Says Chief Zanzan Kawor
The head of the Council of Chiefs and Elders in Liberia Chief Zanzan Kawor is calling for the changing of the Legislative Agriculture break from September to dry season, so as to allow lawmakers to make farms.
Speaking at the ongoing National Traditional Leaders Conference in Ganta on Monday, June 4, 2018, he said one of the reasons there is continued shortage of food in Liberia is because government officials are not involved in farming.
He questioned the likelihood of an agriculture break coming in September, just when the rains are heavy and when farming activities are almost coming to close.
“The agriculture break for the legislature should be changed, so the senators and the representatives can make farms,” he said.
‘When the senators, representatives and all the officials are making farms, all of us will do something great for the country,” he said.
The Ministry of Internal Affairs, with support from the Carter Center and funds from United States Agency for International Development (USAID) and Sweden last week conducted a three-day conference in Ganta for traditional chiefs and elders to explain the government’s “Pro Poor Agenda.”
After one of the presentations, which covered government’s development plan, with emphasis on the “Pro Poor Agenda” of implementing development projects that will meet the needs of Liberia’s poor and which was presented by the Ministry of Finance and Development Planning (MFDP), the chiefs stressed the need to strengthen the agriculture sector so as to alleviate hardships in the country.
The MFDP narrated that the government spends about US$200M annually to import rice into the country, a situation that baffled the chiefs and elders who wanted to know the exact role of the Ministry of Agriculture (MoA), given the huge budgetary allotment spent annually.
During the question and answer period following the presentation, many chiefs frowned at the MoA for not doing enough to fight hunger. They therefore want the “Pro Poor” government under President George M. Weah to ensure the MoA carries on its function effectively.
“We the chiefs, we live by farming and we only need some empowerment from government and good roads,” said Chief Joseph Tarlu of Grand Gedeh.
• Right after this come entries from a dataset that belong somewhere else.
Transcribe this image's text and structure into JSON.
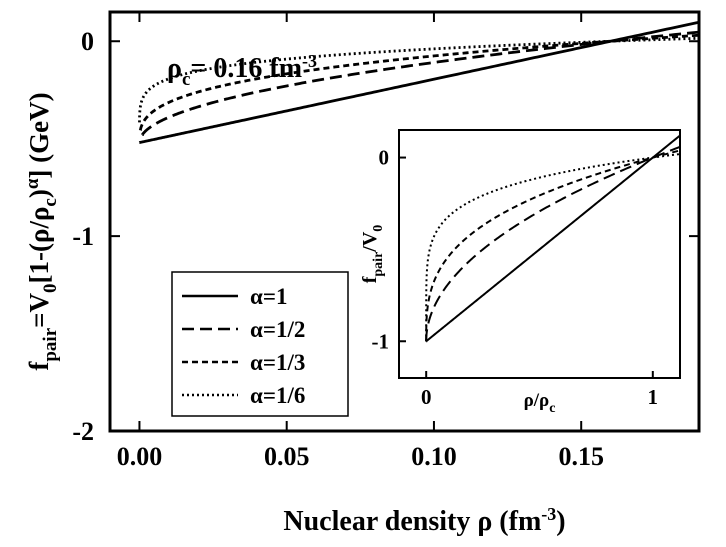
{
  "chart_data": [
    {
      "id": "main",
      "type": "line",
      "xlabel": "Nuclear density ρ (fm⁻³)",
      "ylabel": "f_pair = V₀[1-(ρ/ρc)^α] (GeV)",
      "annotation": "ρc= 0.16  fm-3",
      "xlim": [
        -0.01,
        0.19
      ],
      "ylim": [
        -2.0,
        0.15
      ],
      "xticks": [
        "0.00",
        "0.05",
        "0.10",
        "0.15"
      ],
      "xtick_values": [
        0.0,
        0.05,
        0.1,
        0.15
      ],
      "yticks": [
        "0",
        "-1",
        "-2"
      ],
      "ytick_values": [
        0,
        -1,
        -2
      ],
      "rho_c": 0.16,
      "V0": -0.52,
      "legend_position": "lower-left",
      "series": [
        {
          "name": "α=1",
          "alpha": 1.0,
          "x_start": 0.0,
          "dash": "solid"
        },
        {
          "name": "α=1/2",
          "alpha": 0.5,
          "x_start": 0.001,
          "dash": "long-dash"
        },
        {
          "name": "α=1/3",
          "alpha": 0.333333,
          "x_start": 0.0003,
          "dash": "short-dash"
        },
        {
          "name": "α=1/6",
          "alpha": 0.166667,
          "x_start": 1e-05,
          "dash": "dot"
        }
      ]
    },
    {
      "id": "inset",
      "type": "line",
      "xlabel": "ρ/ρc",
      "ylabel": "f_pair/V₀",
      "xlim": [
        -0.12,
        1.12
      ],
      "ylim": [
        -1.2,
        0.15
      ],
      "xticks": [
        "0",
        "1"
      ],
      "xtick_values": [
        0,
        1
      ],
      "yticks": [
        "0",
        "-1"
      ],
      "ytick_values": [
        0,
        -1
      ],
      "series": [
        {
          "name": "α=1",
          "alpha": 1.0,
          "dash": "solid"
        },
        {
          "name": "α=1/2",
          "alpha": 0.5,
          "dash": "long-dash"
        },
        {
          "name": "α=1/3",
          "alpha": 0.333333,
          "dash": "short-dash"
        },
        {
          "name": "α=1/6",
          "alpha": 0.166667,
          "dash": "dot"
        }
      ]
    }
  ]
}
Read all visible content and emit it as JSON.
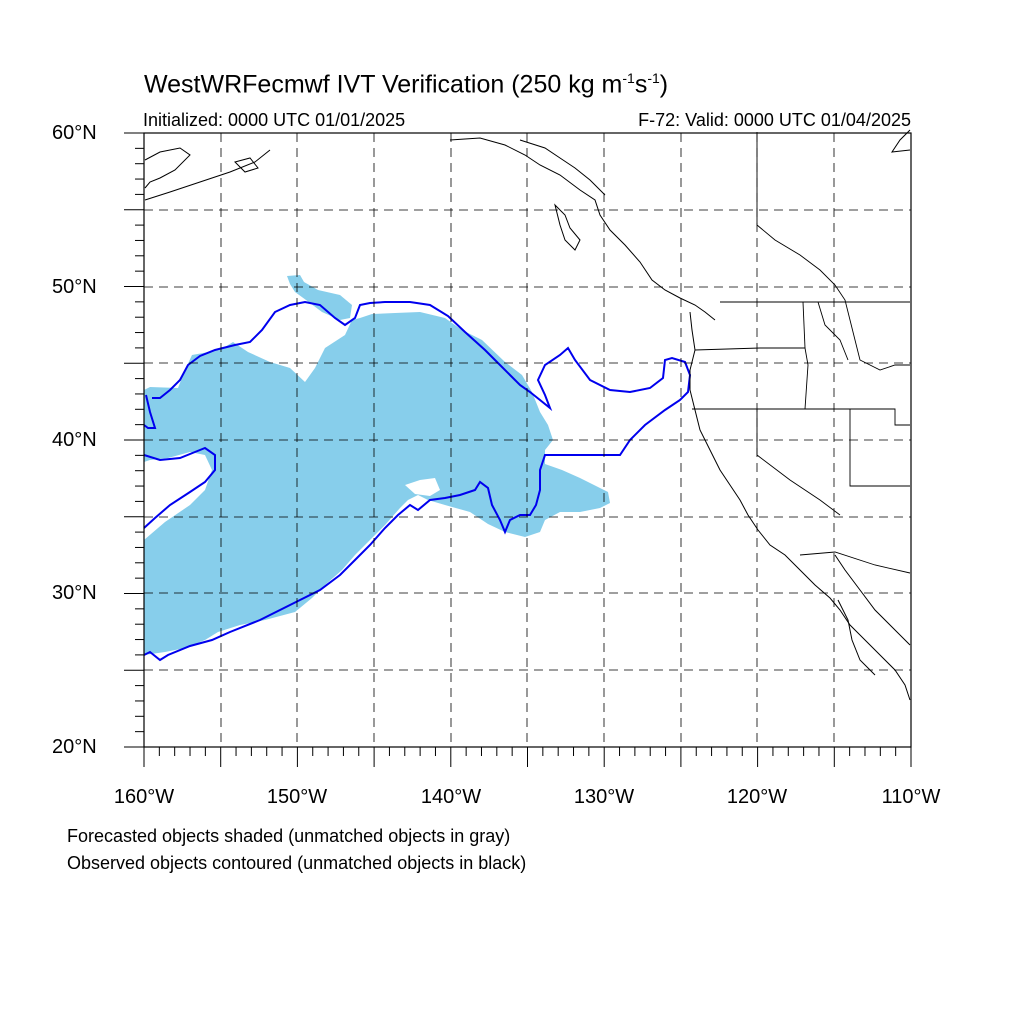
{
  "title": {
    "main": "WestWRFecmwf IVT Verification (250 kg m",
    "exp1": "-1",
    "mid": "s",
    "exp2": "-1",
    "end": ")"
  },
  "initialized": "Initialized: 0000 UTC 01/01/2025",
  "valid": "F-72: Valid: 0000 UTC 01/04/2025",
  "lat_labels": [
    "60°N",
    "50°N",
    "40°N",
    "30°N",
    "20°N"
  ],
  "lon_labels": [
    "160°W",
    "150°W",
    "140°W",
    "130°W",
    "120°W",
    "110°W"
  ],
  "notes": [
    "Forecasted objects shaded (unmatched objects in gray)",
    "Observed objects contoured (unmatched objects in black)"
  ],
  "colors": {
    "forecast_fill": "#87ceeb",
    "observed_contour": "#0000ee",
    "coastline": "#000000",
    "grid": "#000000"
  }
}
“Under Tolbert, Doe, Liberia was not importing as it is today, because people were totally involved in farming, but now nobody wants to work,” he said.
Some of the chiefs recommended that the budget for purchasing expensive vehicles should be slashed to improve the agriculture sector.
Chief Kawor, responding to the chief’s questions and suggestions, told the chiefs to empower themselves, adding, “I have a farm where I also raise cattle and livestock.”
He said since the “Pro Poor Agenda” is mainly for the poor and needed the chiefs and elders’ import, they will work with the government to achieve development plans.
Day one of the conference was very interactive, where chiefs and elders pointed out some weaknesses in the past government and urged the “Pro Poor” government under President Weah to take serious note.
The chiefs want hut tax to be reintroduced, to enable the government meet its development objectives and avoid borrowing money from all over the world.
Chief Wesseh of Sinoe County urged the new government to review the concession agreement of many companies and make sure they produce finished products in Liberia.
He said Firestone is getting all the rubber from Liberia, yet we are still buying plastic plates and slippers from other countries. Now Golden Veroleum is cultivating huge tracts of land in the southeast with palm, with the intent to take palm oil to another country, produce soap and sell it to the Liberian market.
The conference is sponsored by the Carter Center. Its head, Mr. Pewee S. Flomoku, said the Center is working in four different areas in Liberia, including access to justice, mental health and democracy programs.
“We’re doing all of these because the Center has agreed to work with the Liberian government and this is one of the ways we support the government,” he said.
The occasion was attended by scores of government officials, including Deputy Internal Affairs Minister Emmett Reeves, Rev. William R. Tolbert, II, Supt. Dorr Cooper, among others.